Prolongan el arresto de los marinos ucranianos capturados en el estrecho de Kerch hasta el 24 de abril

Miembros del Servicio Federal de Seguridad ruso conducen a uno de los marineros ucranianos detenidos./Afp
Miembros del Servicio Federal de Seguridad ruso conducen a uno de los marineros ucranianos detenidos. / Afp

Moscú podría aceptar un canje por otros prisioneros rusos encarcelados en ucrania, aunque las autoridades rusas advierten de que primero deben ser juzgados

RAFAEL M. MAÑUECOCorresponsal en Moscú

Pese a las presiones de Estados Unidos y la Unión Europea, se aplaza cualquier solución que pudiera desembocar en la puesta en libertad de los 24 marinos ucranianos capturados por Rusia el pasado 25 de noviembre junto al estrecho de Kerch. Así lo acaba de decidir el Tribunal Lefórtovo de Moscú, cuyo fallo prolonga la prisión preventiva de estos militares pertenecientes a la Marina ucraniana hasta el 24 de abril.

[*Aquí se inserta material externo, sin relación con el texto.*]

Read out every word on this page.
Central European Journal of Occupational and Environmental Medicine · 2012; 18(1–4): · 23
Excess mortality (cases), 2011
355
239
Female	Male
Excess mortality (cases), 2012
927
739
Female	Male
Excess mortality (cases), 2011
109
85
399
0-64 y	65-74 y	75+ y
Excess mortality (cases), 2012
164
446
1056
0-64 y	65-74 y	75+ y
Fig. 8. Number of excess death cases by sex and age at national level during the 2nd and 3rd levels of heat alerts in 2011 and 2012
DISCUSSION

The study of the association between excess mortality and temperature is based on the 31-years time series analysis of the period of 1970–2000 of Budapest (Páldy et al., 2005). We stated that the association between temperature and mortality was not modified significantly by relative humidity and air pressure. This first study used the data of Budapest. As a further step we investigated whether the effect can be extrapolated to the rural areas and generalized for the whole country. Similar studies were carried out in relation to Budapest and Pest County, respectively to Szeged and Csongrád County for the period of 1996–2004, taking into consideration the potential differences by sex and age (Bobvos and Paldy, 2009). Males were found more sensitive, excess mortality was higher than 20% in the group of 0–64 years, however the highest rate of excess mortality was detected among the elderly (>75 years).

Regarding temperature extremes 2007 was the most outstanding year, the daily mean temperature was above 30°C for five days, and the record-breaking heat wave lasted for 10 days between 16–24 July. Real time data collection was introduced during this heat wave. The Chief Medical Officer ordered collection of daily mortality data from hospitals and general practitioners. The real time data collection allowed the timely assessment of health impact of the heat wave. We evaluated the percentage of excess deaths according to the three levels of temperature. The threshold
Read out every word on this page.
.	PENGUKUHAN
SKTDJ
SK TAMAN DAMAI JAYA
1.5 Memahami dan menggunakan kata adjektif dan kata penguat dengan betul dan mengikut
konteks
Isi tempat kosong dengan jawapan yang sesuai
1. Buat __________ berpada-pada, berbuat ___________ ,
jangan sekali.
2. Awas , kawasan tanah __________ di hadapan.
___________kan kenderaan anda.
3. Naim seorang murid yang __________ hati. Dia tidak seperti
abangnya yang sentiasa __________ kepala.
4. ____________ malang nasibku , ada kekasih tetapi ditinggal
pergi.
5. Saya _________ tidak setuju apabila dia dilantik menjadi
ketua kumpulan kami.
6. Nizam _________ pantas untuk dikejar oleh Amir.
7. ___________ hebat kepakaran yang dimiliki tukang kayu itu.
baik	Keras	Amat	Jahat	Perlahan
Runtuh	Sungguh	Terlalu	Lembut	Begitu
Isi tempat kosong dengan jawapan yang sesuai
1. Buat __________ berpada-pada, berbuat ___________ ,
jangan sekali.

La vista de hoy ha tenido lugar a puerta cerrada y no se ha permitido la presencia de la defensora de Derechos Humanos de Ucrania, Liudmila Denísova, que se encuentra en la capital rusa desde el lunes. Fuentes del Ministerio de Exteriores ruso declararon la semana pasada al diario Izvestia que Moscú podría aceptar el canje de los 24 marineros por ciudadanos rusos encarcelados en Ucrania. Eso sí, se advirtió que primero deberían ser enjuiciados.

Pero por medio se ha metido el Servicio Federal de Seguridad ruso (FSB, antiguo KGB), cuyas fuerzas fueron las que realizaron el arresto hace mes y medio en aguas que, aunque son internacionales, Rusia considera suyas tras la anexión de Crimea. El FSB alegó la semana pasada ante el Tribunal Lefórtovo que, debido a la necesidad de realizar más pesquisas, necesitaba una prolongación del arresto de los acusados hasta finales de abril.

A los 24 marinos, que se niegan a declarara por considerarse prisioneros de guerra, se les acusa de haber «violado», el pasado 25 de noviembre, las aguas territoriales rusas a bordo de las lanchas artilladas «Berdiansk» y «Nikopol» y el remolcador «Yani Kapu». Este delito se pena en Rusia con hasta 6 años de cárcel. Las tres embarcaciones, que zarparon de Odessa, se dirigían al puerto ucraniano de Berdiansk, bañado por el mar de Azov y situado en la parte de Donetsk que controlan las fuerzas de Kiev.

La diplomacia rusa admite que el mar de Azov es ruso y ucraniano, pero, tras la construcción del gran puente que une Rusia con Crimea, el estrecho de Kerch está de facto bajo total control de Moscú. Los guardafronteras rusos exigen a los barcos ucranianos que transitan entre el mar Negro al de Azov toda una serie de requisitos burocráticos que ralentizan sus movimientos.

La no observación, según el FSB, de estas normas es lo que produjo el grave incidente naval, durante el que 6 marineros ucranianos resultaron heridos sin haber llevado a cabo ningún acto de agresión. Los tripulantes fueron detenidos y sus tres buques apresados. Ucrania, que celebra elecciones presidenciales el próximo 31 de marzo, decretó después durante un mes la ley marcial. El Gobierno de Kiev ha demandado a Rusia ante el Tribunal Europeo de Derechos Humanos (TEDH) por retener a los marineros. Esta crisis frustró los intentos del presidente ruso, Vladímir Putin, de haber mantenido un encuentro con su homólogo estadounidense, Donald Trump, en Buenos Aires, aprovechando la pasada cumbre del G20.

En 2003, cuando Crimea todavía pertenecía a Ucrania, Moscú y Kiev firmaron un acuerdo que regulaba el tráfico marítimo a través del estrecho de Kerch y su utilización conjunta, pero la nueva situación de la península anexionada lo ha dejado sin efecto por decisión unilateral de Rusia.